Pergament: String Quartet No. 1 (from 1920)

This is quite extraordinary music, so different from anything else I know. What it displays for the most part is a relentless feeling of tension that, personally, I find enormously compelling. Once in a while some passages offer some relief and heartfelt lyricism, but it is not what predominates, I must say. This is not a work for everyone's tastes, but for me it's simply irresistible. I mean, those irregular gestures, unpredictable writing and suggestive harmonies are something else! I'm a sucker for works like this riveting quartet that don't sound like any other composer, and the performance seems to do total justice to this intrincate score. Pergament wrote three further quartets. If they share a similar level of inspiration like this masterful piece, labels shouldn't hesitate to materialize them on exemplary recordings.




Menotti: Piano Concerto in F major (from 1945)

Now something completely different. If the Pergament was intended like the spicy food, the Menotti came like a most welcome and delicious dessert. An infectious, sparkling piece permeated with elements of jazz that is fun to the core, albeit not devoid of certain intimacy and mystery, chiefly in the intriguing 2nd movement. The vitality and the dazzling use of the orchestra in the outer movements delight galore. A really great American piano concerto in my view, practically unknown nowadays, almost on par with that of Gershwin, whom Menotti certainly gave a run for his money. The piano part is played by none other than Earl Wild.

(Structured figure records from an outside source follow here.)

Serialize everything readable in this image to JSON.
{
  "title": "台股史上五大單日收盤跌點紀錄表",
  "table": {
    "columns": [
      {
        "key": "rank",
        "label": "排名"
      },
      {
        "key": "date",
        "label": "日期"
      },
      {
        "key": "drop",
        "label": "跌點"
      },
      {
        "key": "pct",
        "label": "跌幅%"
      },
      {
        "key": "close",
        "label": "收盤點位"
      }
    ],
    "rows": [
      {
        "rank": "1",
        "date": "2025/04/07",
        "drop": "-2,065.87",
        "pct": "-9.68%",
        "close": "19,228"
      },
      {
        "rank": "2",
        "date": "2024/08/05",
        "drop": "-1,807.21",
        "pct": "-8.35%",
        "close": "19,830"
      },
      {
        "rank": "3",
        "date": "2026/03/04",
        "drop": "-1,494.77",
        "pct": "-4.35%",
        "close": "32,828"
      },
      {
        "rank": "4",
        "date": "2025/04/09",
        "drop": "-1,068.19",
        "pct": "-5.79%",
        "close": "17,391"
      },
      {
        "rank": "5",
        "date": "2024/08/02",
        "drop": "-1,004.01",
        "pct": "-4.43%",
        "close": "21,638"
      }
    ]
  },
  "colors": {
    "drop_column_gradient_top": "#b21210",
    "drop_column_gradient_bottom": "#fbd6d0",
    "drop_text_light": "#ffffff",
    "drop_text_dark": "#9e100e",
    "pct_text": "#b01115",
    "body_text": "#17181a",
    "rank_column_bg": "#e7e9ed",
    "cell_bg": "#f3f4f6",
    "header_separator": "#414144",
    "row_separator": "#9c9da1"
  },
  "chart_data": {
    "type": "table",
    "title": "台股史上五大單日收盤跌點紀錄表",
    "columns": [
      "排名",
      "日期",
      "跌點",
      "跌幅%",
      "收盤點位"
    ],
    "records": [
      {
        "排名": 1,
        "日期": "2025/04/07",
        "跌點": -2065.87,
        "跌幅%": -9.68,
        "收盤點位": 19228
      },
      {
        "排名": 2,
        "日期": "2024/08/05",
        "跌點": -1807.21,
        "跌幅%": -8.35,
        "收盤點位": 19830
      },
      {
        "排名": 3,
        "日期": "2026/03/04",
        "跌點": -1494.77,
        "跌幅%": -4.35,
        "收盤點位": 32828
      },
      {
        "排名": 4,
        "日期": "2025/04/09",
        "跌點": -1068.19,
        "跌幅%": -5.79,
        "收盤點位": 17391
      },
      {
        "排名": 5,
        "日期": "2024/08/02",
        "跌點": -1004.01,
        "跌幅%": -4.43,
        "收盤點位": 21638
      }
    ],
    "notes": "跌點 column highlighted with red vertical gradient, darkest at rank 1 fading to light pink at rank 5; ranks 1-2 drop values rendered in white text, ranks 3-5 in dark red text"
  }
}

The current annihilation of a people on this planet (you know which one it is) is the most documented and at the same time the most preposterously denied. The terror IS REAL!

relm1

#2744


Yesterday I listened to Sallinen's opera, Kullervo, for the first time and absolutely loved it!  Very dramatic, lyrical, colorful and imaginative.  I don't fully understand the story, but the opera made me want to explore it further.  What I understand is it is part of the Finnish national epic, mythical, and tragic and all of this came through in this work.  Some of it reminded me of Gliere's Symphony No. 3 "Ilya Muromets".

Symphonic Addict

Quote from: relm1 on December 28, 2025, 05:30:21 AM

Yesterday I listened to Sallinen's opera, Kullervo, for the first time and absolutely loved it!  Very dramatic, lyrical, colorful and imaginative.  I don't fully understand the story, but the opera made me want to explore it further.  What I understand is it is part of the Finnish national epic, mythical, and tragic and all of this came through in this work.  Some of it reminded me of Gliere's Symphony No. 3 "Ilya Muromets".

Never heard of this opera by him before and now my curiosity was piqued.
The current annihilation of a people on this planet (you know which one it is) is the most documented and at the same time the most preposterously denied. The terror IS REAL!

arpeggio

He composed some great opera.  I have the following in my library:

The King Goes Forth to France
Kullervo

and my favorite, Palatsi.

Philo

Mahler Symphony 2 - the Finale - Dudamel with the Youth at Proms:
https://www.youtube.com/watch?v=TKdn49T9I40

I cannot tell you how many times I have watched this finale, and, quite literally, every time it leaves me weeping. It can be the finale all on it own, the finale followed by the finale, and iteration. Easily, for me, the most amazing piece of music I have ever come across - I can think of nothing that causes me to feel like this.


DavidUK

Vasks 2nd symphony and Slonimsky's 4th symphony.

Philo

Been working on a Scarlatti School project with ChatGPT - looking at composers who are similar (Cramer, for example) and pianists who may be representative (Gould, for example), and they suggested early Gulda, specifically Beethoven's Op. 2 from 1954, and, BING! Lighting strike moment! ChatGPT called it de-harmonization, and I call it crisp articulation - what an amazing recording:

https://www.youtube.com/watch?v=k3w5BQHbSZs
https://www.youtube.com/watch?v=O3uOs184jQ0
https://www.youtube.com/watch?v=VTI1xqNCqdM

Philo

Every time I rehear Bruckner's Symphony No. 9 - I am blown away; I have yet to hear a bad recording of it, but today, I was blow away by Yannick leading the WP: https://www.youtube.com/watch?v=wcCamtD5ufs

What a brass section!

A lot of conducting nuances as well.